Rewritten to match the new edited version of the question
What you want to think about is the size of the state for a DFA corresponding to a regular expression to match the number in question.
(I don't know how to draw DFAs here so work with my hand waving if you can.)
Since the thing you are looking for is a constant string the regular expression is just that string, say for example
6041234567. As a DFA this is a start node connected 10 intermediate nodes and a final accepting node. Then each of these nodes connect to the next node if the next character is the right one in the stream or back to the start if it is an incorrect input. If you ever reach the final accepting node you have found the phone number and can do a happy dance.
That is all a setup for the fact that the only thing that matters state-wise is the current node you are matching on. In my simple example here there are 12 nodes total, so you really only need 4 bits of data.
So you could have one upped the interviewer and said that in reality all you needed is a single nybble, instead of a whole byte.
A note about loop unrolling and state hiding
You can also achieve this by just writing a long list of checks for each individual digit as David commented above with what appears to be zero state. But what that long list of checks is really doing is just moving the state into the program counter. You can do that with any fixed length matching problem, it is technically true but not really interesting.
One can also argue that I am moving state into the DFA, how is that represented?

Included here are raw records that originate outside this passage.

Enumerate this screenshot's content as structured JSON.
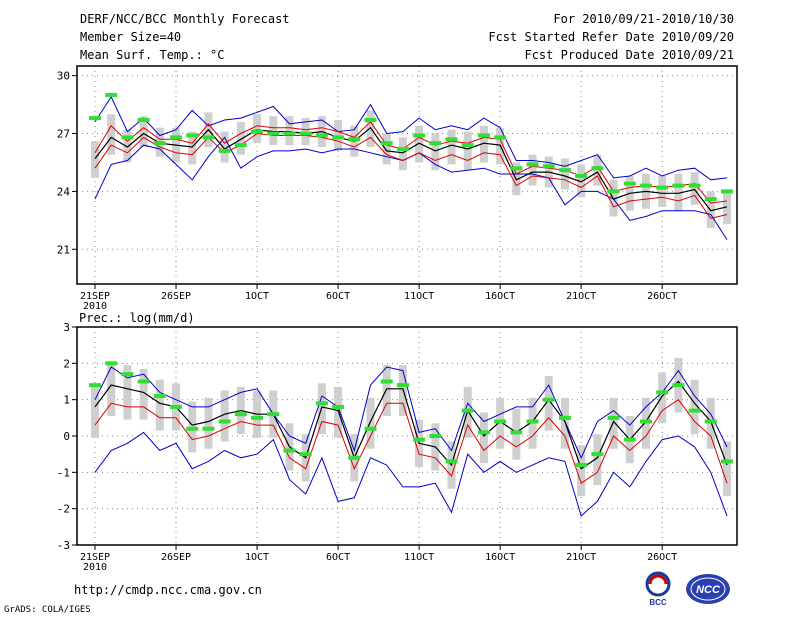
{
  "header": {
    "title": "DERF/NCC/BCC Monthly Forecast",
    "member_size": "Member Size=40",
    "variable": "Mean Surf. Temp.: °C",
    "period": "For 2010/09/21-2010/10/30",
    "start_date": "Fcst Started Refer Date 2010/09/20",
    "produced_date": "Fcst Produced Date 2010/09/21"
  },
  "footer": {
    "url": "http://cmdp.ncc.cma.gov.cn",
    "grads": "GrADS: COLA/IGES",
    "logo1_text": "BCC",
    "logo2_text": "NCC"
  },
  "colors": {
    "envelope": "#0000cc",
    "spread": "#dd0000",
    "mean": "#000000",
    "box": "#cfcfcf",
    "marker": "#33dd33",
    "grid": "#888888"
  },
  "chart_data": [
    {
      "type": "line",
      "title": "Mean Surf. Temp.: °C",
      "x_tick_labels": [
        "21SEP",
        "26SEP",
        "1OCT",
        "6OCT",
        "11OCT",
        "16OCT",
        "21OCT",
        "26OCT"
      ],
      "x_tick_days": [
        1,
        6,
        11,
        16,
        21,
        26,
        31,
        36
      ],
      "x_year_label": "2010",
      "xlim": [
        1,
        40
      ],
      "ylim": [
        19.2,
        30.5
      ],
      "y_ticks": [
        21,
        24,
        27,
        30
      ],
      "grid": true,
      "series": [
        {
          "name": "max",
          "values": [
            23.6,
            25.4,
            25.6,
            26.4,
            26.2,
            25.4,
            24.6,
            25.8,
            26.8,
            25.2,
            25.8,
            26.1,
            26.1,
            26.2,
            26.0,
            26.2,
            26.2,
            26.0,
            25.8,
            25.6,
            26.0,
            25.4,
            25.0,
            25.1,
            25.2,
            24.9,
            24.9,
            24.9,
            24.7,
            23.3,
            24.0,
            24.0,
            23.6,
            22.5,
            22.7,
            23.0,
            23.0,
            23.0,
            22.8,
            21.5
          ]
        },
        {
          "name": "ens_p10",
          "values": [
            25.2,
            26.4,
            26.0,
            26.8,
            26.3,
            26.0,
            25.9,
            26.8,
            26.0,
            26.4,
            27.0,
            26.9,
            26.9,
            26.9,
            26.8,
            26.6,
            26.3,
            26.8,
            25.9,
            25.6,
            26.0,
            25.6,
            25.9,
            25.6,
            26.0,
            25.9,
            24.3,
            24.8,
            24.7,
            24.6,
            24.2,
            24.8,
            23.2,
            23.5,
            23.6,
            23.7,
            23.5,
            23.8,
            22.6,
            22.8
          ]
        },
        {
          "name": "ens_mean",
          "values": [
            25.7,
            26.8,
            26.3,
            27.0,
            26.5,
            26.4,
            26.3,
            27.2,
            26.2,
            26.7,
            27.2,
            27.1,
            27.1,
            27.0,
            27.1,
            26.8,
            26.6,
            27.3,
            26.1,
            26.0,
            26.5,
            26.1,
            26.4,
            26.2,
            26.5,
            26.4,
            24.6,
            25.0,
            25.0,
            24.8,
            24.5,
            25.0,
            23.6,
            23.9,
            24.0,
            23.9,
            23.9,
            24.1,
            23.0,
            23.2
          ]
        },
        {
          "name": "ens_p90",
          "values": [
            26.0,
            27.4,
            26.6,
            27.3,
            26.7,
            26.7,
            26.5,
            27.5,
            26.5,
            27.0,
            27.4,
            27.3,
            27.3,
            27.2,
            27.3,
            27.1,
            26.8,
            27.6,
            26.4,
            26.2,
            26.8,
            26.4,
            26.6,
            26.5,
            26.8,
            26.7,
            24.9,
            25.3,
            25.2,
            25.1,
            24.8,
            25.3,
            24.0,
            24.2,
            24.3,
            24.2,
            24.3,
            24.4,
            23.4,
            23.5
          ]
        },
        {
          "name": "min",
          "values": [
            27.6,
            28.9,
            27.1,
            27.8,
            26.9,
            27.2,
            28.2,
            27.4,
            27.7,
            27.8,
            28.1,
            28.4,
            27.5,
            27.6,
            27.7,
            27.1,
            27.2,
            28.5,
            27.0,
            27.1,
            27.8,
            27.2,
            27.4,
            27.2,
            27.8,
            27.3,
            25.6,
            25.6,
            25.5,
            25.3,
            25.6,
            25.9,
            24.7,
            24.8,
            25.2,
            24.8,
            25.1,
            25.2,
            24.6,
            24.7
          ]
        },
        {
          "name": "observed_marker",
          "values": [
            27.8,
            29.0,
            26.8,
            27.7,
            26.5,
            26.8,
            26.9,
            26.8,
            26.1,
            26.4,
            27.1,
            27.0,
            27.0,
            27.0,
            26.9,
            26.8,
            26.7,
            27.7,
            26.5,
            26.2,
            26.9,
            26.5,
            26.7,
            26.4,
            26.9,
            26.8,
            25.2,
            25.4,
            25.3,
            25.1,
            24.8,
            25.2,
            24.0,
            24.4,
            24.3,
            24.2,
            24.3,
            24.3,
            23.6,
            24.0
          ]
        }
      ]
    },
    {
      "type": "line",
      "title": "Prec.: log(mm/d)",
      "x_tick_labels": [
        "21SEP",
        "26SEP",
        "1OCT",
        "6OCT",
        "11OCT",
        "16OCT",
        "21OCT",
        "26OCT"
      ],
      "x_tick_days": [
        1,
        6,
        11,
        16,
        21,
        26,
        31,
        36
      ],
      "x_year_label": "2010",
      "xlim": [
        1,
        40
      ],
      "ylim": [
        -3,
        3
      ],
      "y_ticks": [
        -3,
        -2,
        -1,
        0,
        1,
        2,
        3
      ],
      "grid": true,
      "series": [
        {
          "name": "max",
          "values": [
            1.0,
            1.9,
            1.6,
            1.7,
            1.2,
            1.0,
            0.8,
            0.8,
            1.0,
            1.2,
            1.3,
            0.6,
            0.0,
            -0.2,
            1.1,
            0.8,
            -0.4,
            1.4,
            1.9,
            1.8,
            0.1,
            0.2,
            -0.4,
            0.9,
            0.4,
            0.6,
            0.8,
            0.8,
            1.4,
            0.4,
            -0.6,
            0.4,
            0.7,
            0.3,
            0.8,
            1.2,
            1.8,
            1.1,
            0.6,
            -0.3
          ]
        },
        {
          "name": "ens_mean",
          "values": [
            0.8,
            1.4,
            1.3,
            1.2,
            0.9,
            0.8,
            0.3,
            0.4,
            0.6,
            0.7,
            0.6,
            0.6,
            -0.3,
            -0.6,
            0.8,
            0.7,
            -0.6,
            0.4,
            1.3,
            1.3,
            -0.2,
            -0.3,
            -0.8,
            0.7,
            0.0,
            0.4,
            0.1,
            0.4,
            1.0,
            0.4,
            -0.9,
            -0.6,
            0.4,
            -0.1,
            0.4,
            1.1,
            1.5,
            0.9,
            0.4,
            -0.8
          ]
        },
        {
          "name": "ens_p10",
          "values": [
            0.3,
            0.9,
            0.8,
            0.8,
            0.5,
            0.5,
            -0.1,
            0.0,
            0.2,
            0.4,
            0.3,
            0.3,
            -0.6,
            -0.9,
            0.4,
            0.3,
            -0.9,
            0.0,
            0.9,
            0.9,
            -0.5,
            -0.6,
            -1.1,
            0.3,
            -0.4,
            0.0,
            -0.3,
            0.0,
            0.5,
            0.0,
            -1.3,
            -1.0,
            0.0,
            -0.4,
            0.0,
            0.7,
            1.0,
            0.4,
            0.0,
            -1.3
          ]
        },
        {
          "name": "min",
          "values": [
            -1.0,
            -0.4,
            -0.2,
            0.1,
            -0.4,
            -0.2,
            -0.9,
            -0.7,
            -0.4,
            -0.6,
            -0.5,
            -0.1,
            -1.2,
            -1.6,
            -0.6,
            -1.8,
            -1.7,
            -0.6,
            -0.8,
            -1.4,
            -1.4,
            -1.3,
            -2.1,
            -0.5,
            -1.0,
            -0.7,
            -1.0,
            -0.8,
            -0.6,
            -0.7,
            -2.2,
            -1.8,
            -1.0,
            -1.4,
            -0.7,
            -0.1,
            0.0,
            -0.3,
            -1.0,
            -2.2
          ]
        },
        {
          "name": "observed_marker",
          "values": [
            1.4,
            2.0,
            1.7,
            1.5,
            1.1,
            0.8,
            0.2,
            0.2,
            0.4,
            0.6,
            0.5,
            0.6,
            -0.4,
            -0.5,
            0.9,
            0.8,
            -0.6,
            0.2,
            1.5,
            1.4,
            -0.1,
            0.0,
            -0.7,
            0.7,
            0.1,
            0.4,
            0.1,
            0.4,
            1.0,
            0.5,
            -0.8,
            -0.5,
            0.5,
            -0.1,
            0.4,
            1.2,
            1.4,
            0.7,
            0.4,
            -0.7
          ]
        }
      ]
    }
  ]
}
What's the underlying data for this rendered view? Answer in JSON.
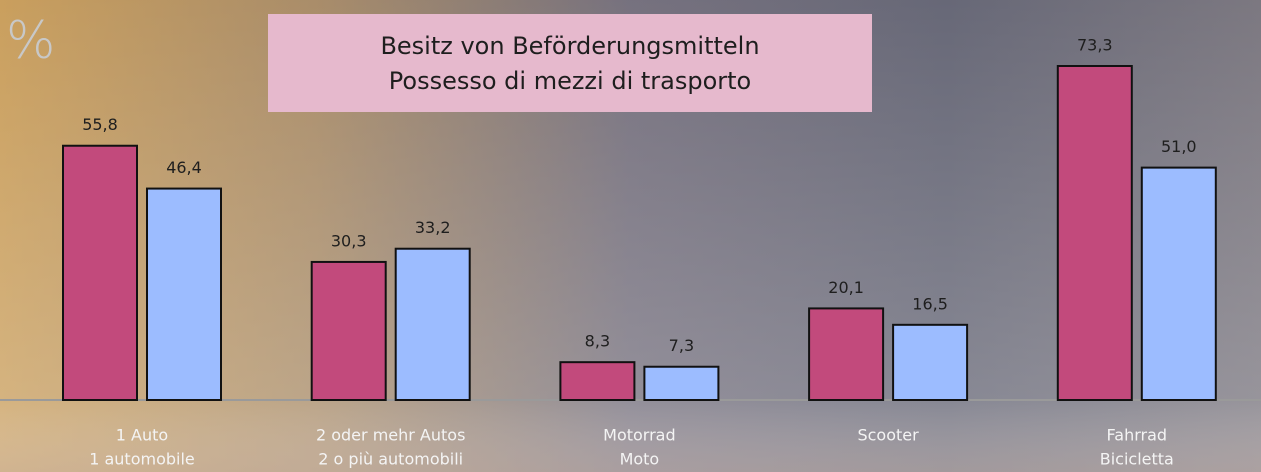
{
  "chart_data": {
    "type": "bar",
    "title": "Besitz von Beförderungsmitteln",
    "subtitle": "Possesso di mezzi di trasporto",
    "unit": "%",
    "categories": [
      [
        "1 Auto",
        "1 automobile"
      ],
      [
        "2 oder mehr Autos",
        "2 o più automobili"
      ],
      [
        "Motorrad",
        "Moto"
      ],
      [
        "Scooter"
      ],
      [
        "Fahrrad",
        "Bicicletta"
      ]
    ],
    "series": [
      {
        "color": "#c24a7c",
        "values": [
          55.8,
          30.3,
          8.3,
          20.1,
          73.3
        ],
        "value_labels": [
          "55,8",
          "30,3",
          "8,3",
          "20,1",
          "73,3"
        ]
      },
      {
        "color": "#9cbcff",
        "values": [
          46.4,
          33.2,
          7.3,
          16.5,
          51.0
        ],
        "value_labels": [
          "46,4",
          "33,2",
          "7,3",
          "16,5",
          "51,0"
        ]
      }
    ]
  }
}
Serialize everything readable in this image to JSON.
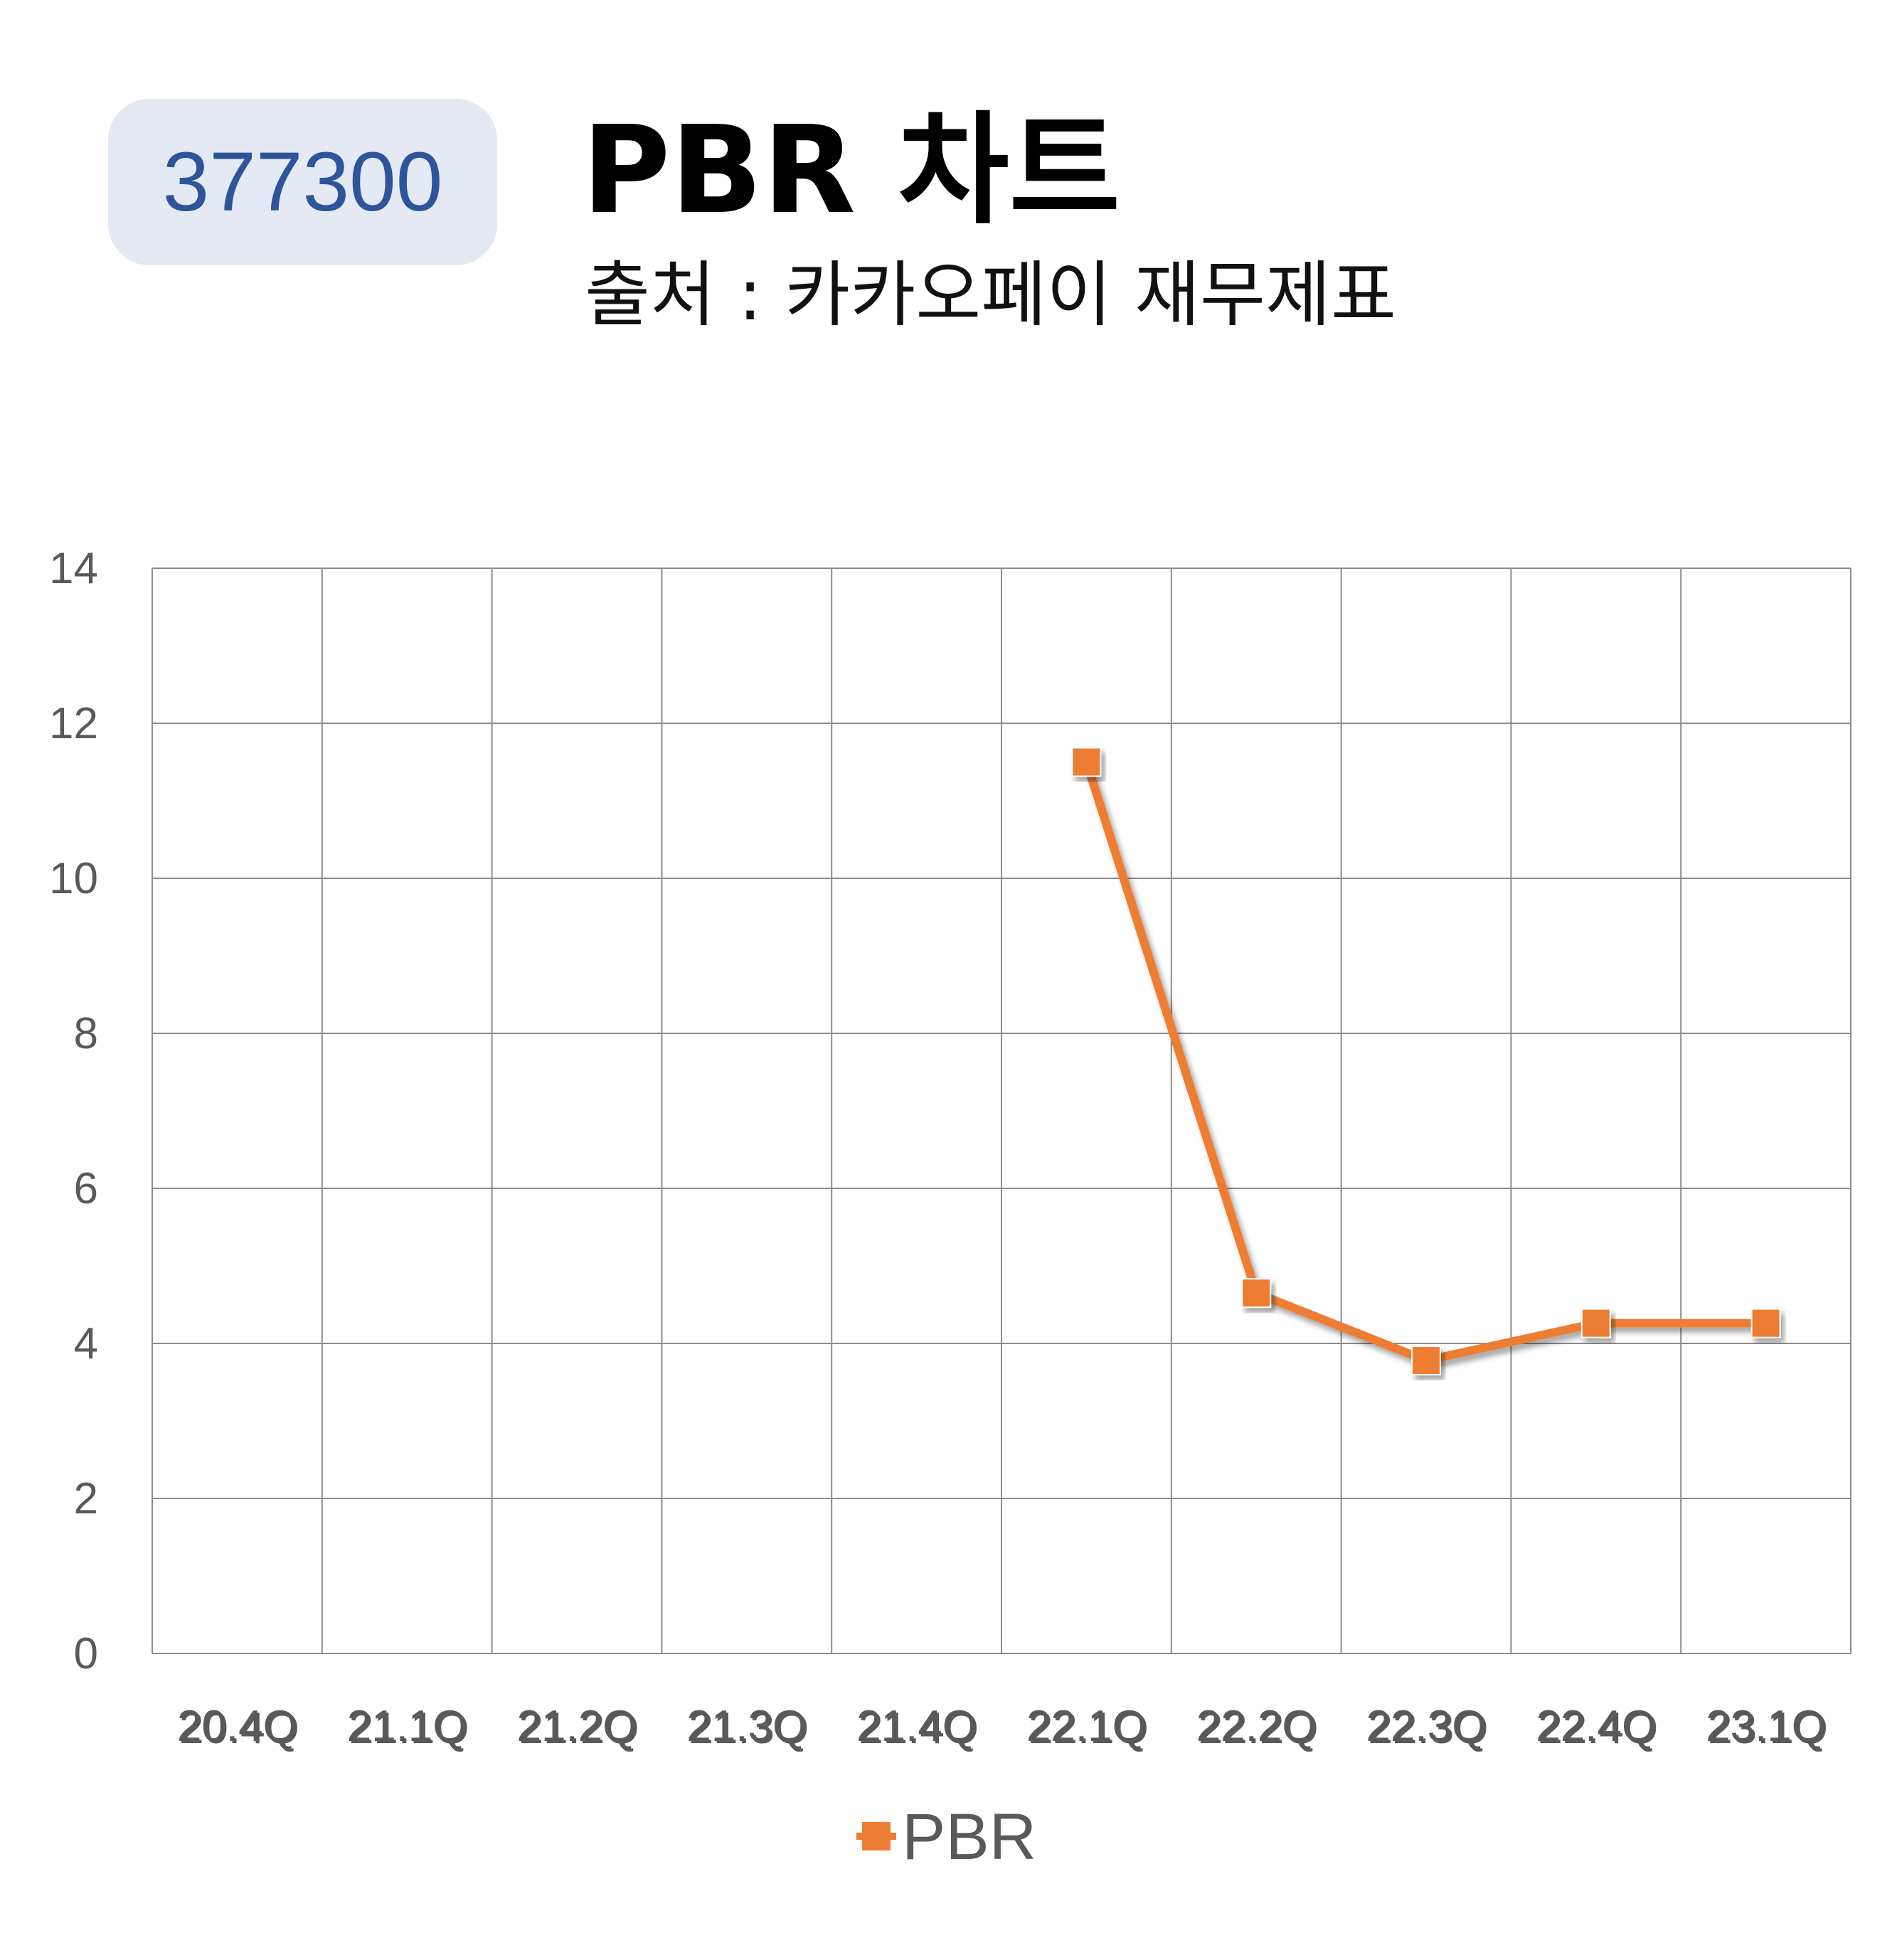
{
  "badge": {
    "code": "377300"
  },
  "header": {
    "title": "PBR 차트",
    "subtitle": "출처 : 카카오페이 재무제표"
  },
  "colors": {
    "series": "#ed7d31",
    "grid": "#8c8c8c",
    "badge_bg": "#e4e9f4",
    "badge_text": "#2e5599",
    "tick_text": "#595959"
  },
  "chart_data": {
    "type": "line",
    "categories": [
      "20.4Q",
      "21.1Q",
      "21.2Q",
      "21.3Q",
      "21.4Q",
      "22.1Q",
      "22.2Q",
      "22.3Q",
      "22.4Q",
      "23.1Q"
    ],
    "series": [
      {
        "name": "PBR",
        "values": [
          null,
          null,
          null,
          null,
          null,
          11.5,
          4.65,
          3.78,
          4.26,
          4.26
        ],
        "color": "#ed7d31",
        "marker": "square"
      }
    ],
    "ylim": [
      0,
      14
    ],
    "yticks": [
      0,
      2,
      4,
      6,
      8,
      10,
      12,
      14
    ],
    "grid": true,
    "legend": "bottom"
  }
}
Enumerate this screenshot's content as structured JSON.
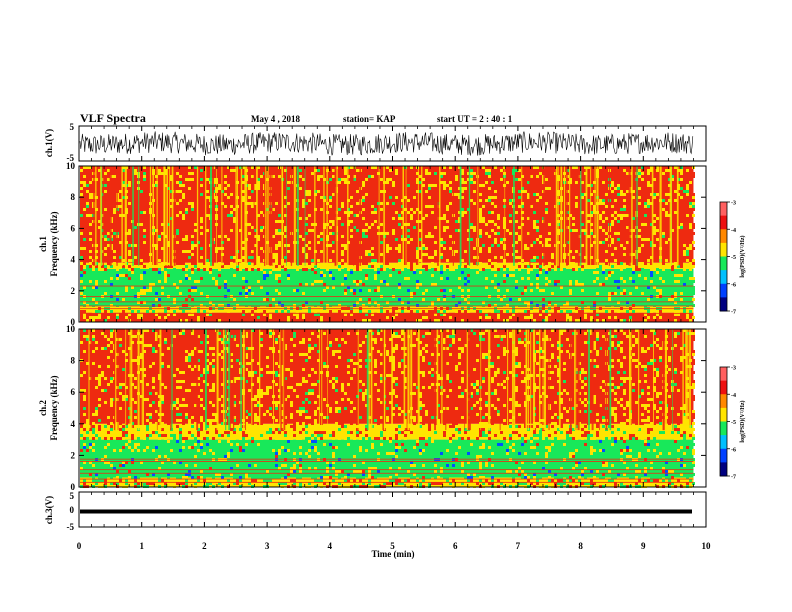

That is a fair cop, if one is being super pedantic, we would have to specify things like "A DFA is a 5-tuple consisting of yada yada yada" when we really need that precision. Unless you were interviewing for a position in CS theory or compiler design no interviewer would be going there.
The reason that I am pretty certain that my answer is the right one in this case is that this question sounds like one that is asked all the time. About half-way through a Theory of Computation course right after you learn about using DFAs to match REGEXPs you will look into the number of states and how to represent them. This gives a nice intuition about the complexity and "size" of the various languages they match. It also nicely segues into the way that removing determinism can greatly shrink the resulting transition graph and going the other way can result in an explosion in the number of states.